The Frictions in Micheal Afenfia’s Don’t Die on Wednesday

By Salamatu Sule

Title: Don’t Die on Wednesday
Author: Michael Afenfia
Pages: 258
Publishers: Origami Books [Parresia Publishers Ltd]
Year: 2014
Something there is that stares and doesn’t love Wednesdays, it is called the friction in Micheal Afenfia’s Fiction—reading this gives us a picture of a book well written with a striking title, like Don’t Die On Wednesday. I think the whole title is a string of suspense woven up in a nest construction like a spider’s web that only reading can detangle.
Don’t Die on Wednesday is a work of sport fiction.

The novel tells us a story of the life of a rising Tottenham FC top striker, Bubaraye Dabowei’s rising career which unfortunately is wreck by one game he visions to win against one of the finest club in England. Against this backdrop, Mango as he is fondly called picks up his pieces to go back to his country home and grow young professionals after he finds out he will not be able to play professional football for life. In the middle of it all, his life drifts and tears apart by his South African Model Wife, Nikiwe Dlomo, her repulsion to return with her family to Nigeria comes to foreplay through betrayal, infidelity and shared game of criminal antics.

For Afenfia, the game of life is there on the pitch as determined by the small round leather ball as the massive crowd focuses on one star—Tottenham FC’s top striker, Bubaraye ‘’Buba’’ Dabowei aka Mango.  The book is unique in its narrative, style and content as Michael tells us the story of fame and shame, of desperate dirty desires and of love, lust and loss, including the gain and pain that lead to a sour tragic end of the games that we play.  Nikiwe is desperate to get a production job so she plays dirty with Nareej when she meets him at secret places.
“He slipped his key card into a slightly open side compartment in her bag and asked  her to  go up ahead of him”. p 90

“When she opened her eyes, the large smile on his face told her everything.
Nareej purred like the cat that got the cream, another beauty queen in his jar of hearts” p. 91
The goals we score in the game of our lives matters as they place us firmly within history’s frame—some are wooed because of our good qualities and others booed for their deceits, fouls, on the pitch of life. Consequently, Buba’s wife, Nikiwe, pays the price for working against her husband to achieve her goals.

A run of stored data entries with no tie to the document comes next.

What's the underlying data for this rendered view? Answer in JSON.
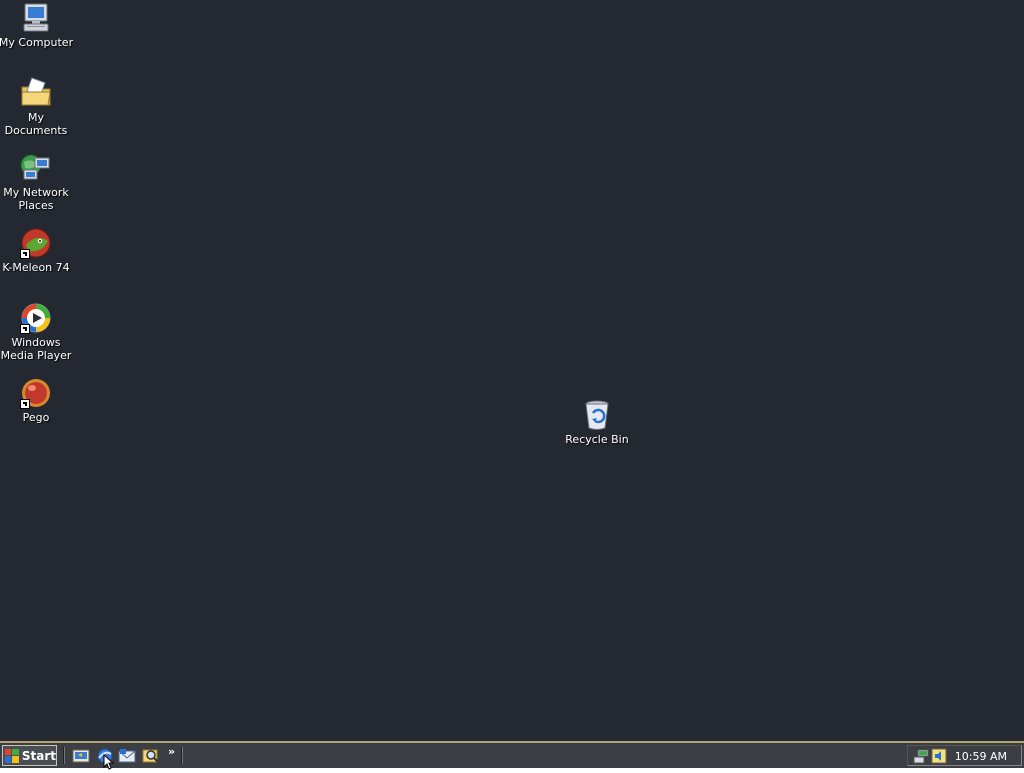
{
  "desktop": {
    "icons": [
      {
        "label": "My Computer",
        "icon": "my-computer-icon"
      },
      {
        "label": "My Documents",
        "icon": "my-documents-icon"
      },
      {
        "label": "My Network Places",
        "icon": "network-places-icon"
      },
      {
        "label": "K-Meleon 74",
        "icon": "k-meleon-icon",
        "shortcut": true
      },
      {
        "label": "Windows Media Player",
        "icon": "media-player-icon",
        "shortcut": true
      },
      {
        "label": "Pego",
        "icon": "pego-icon",
        "shortcut": true
      },
      {
        "label": "Recycle Bin",
        "icon": "recycle-bin-icon"
      }
    ],
    "background_color": "#232831"
  },
  "taskbar": {
    "start_label": "Start",
    "quick_launch": [
      {
        "icon": "show-desktop-icon"
      },
      {
        "icon": "browser-icon"
      },
      {
        "icon": "mail-icon"
      },
      {
        "icon": "search-icon"
      }
    ],
    "chevron": "»",
    "tray": [
      {
        "icon": "network-tray-icon"
      },
      {
        "icon": "volume-tray-icon"
      }
    ],
    "clock": "10:59 AM"
  }
}
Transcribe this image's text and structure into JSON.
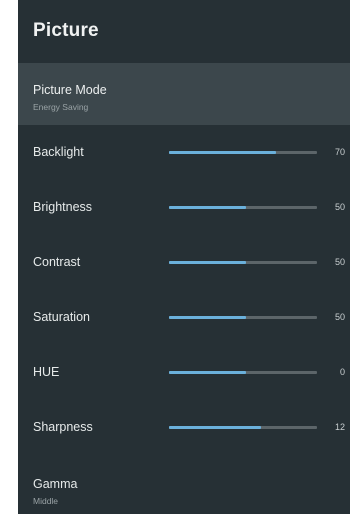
{
  "panel": {
    "title": "Picture",
    "background": "#263035"
  },
  "picture_mode": {
    "label": "Picture Mode",
    "value": "Energy Saving"
  },
  "sliders": [
    {
      "label": "Backlight",
      "value": "70",
      "level": 0.72
    },
    {
      "label": "Brightness",
      "value": "50",
      "level": 0.52
    },
    {
      "label": "Contrast",
      "value": "50",
      "level": 0.52
    },
    {
      "label": "Saturation",
      "value": "50",
      "level": 0.52
    },
    {
      "label": "HUE",
      "value": "0",
      "level": 0.52
    },
    {
      "label": "Sharpness",
      "value": "12",
      "level": 0.62
    }
  ],
  "gamma": {
    "label": "Gamma",
    "value": "Middle"
  },
  "colors": {
    "accent": "#6bb1dc",
    "track": "#5c6569",
    "selected_row": "#3c474c"
  }
}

Buba follows his dreams and Sese will not succumb to his father’s wish at the detriment of his career, the one he dreams most, even if it were the last thing he did on earth.
The characters in Afenfia’s novel all act out their moves in the two halves of the Beautiful but dreadful game, as he creatively captures their injuries, yellow and red cards. All of this whish not to happen on a Wednesday!

The author puts it succinctly this way, seeking to capture the fever of the game—
Come today
That’s all I say
Any Monday,
Tuesday, but please no,
Not Wednesday

This novel is a socio-realistic fiction with all the events tied to everyday life, the struggle and hustle as opposed to the greed that attenuates it. Afenfia draws our attention to the critical conditions of the social structure of the society. As fictional as this novel is, we cannot shy away from the existential fact that the themes of its concerns are contemporary.
Truth is stranger than fiction but if fiction must make any sense, then don’t die on any day at all without reading this book.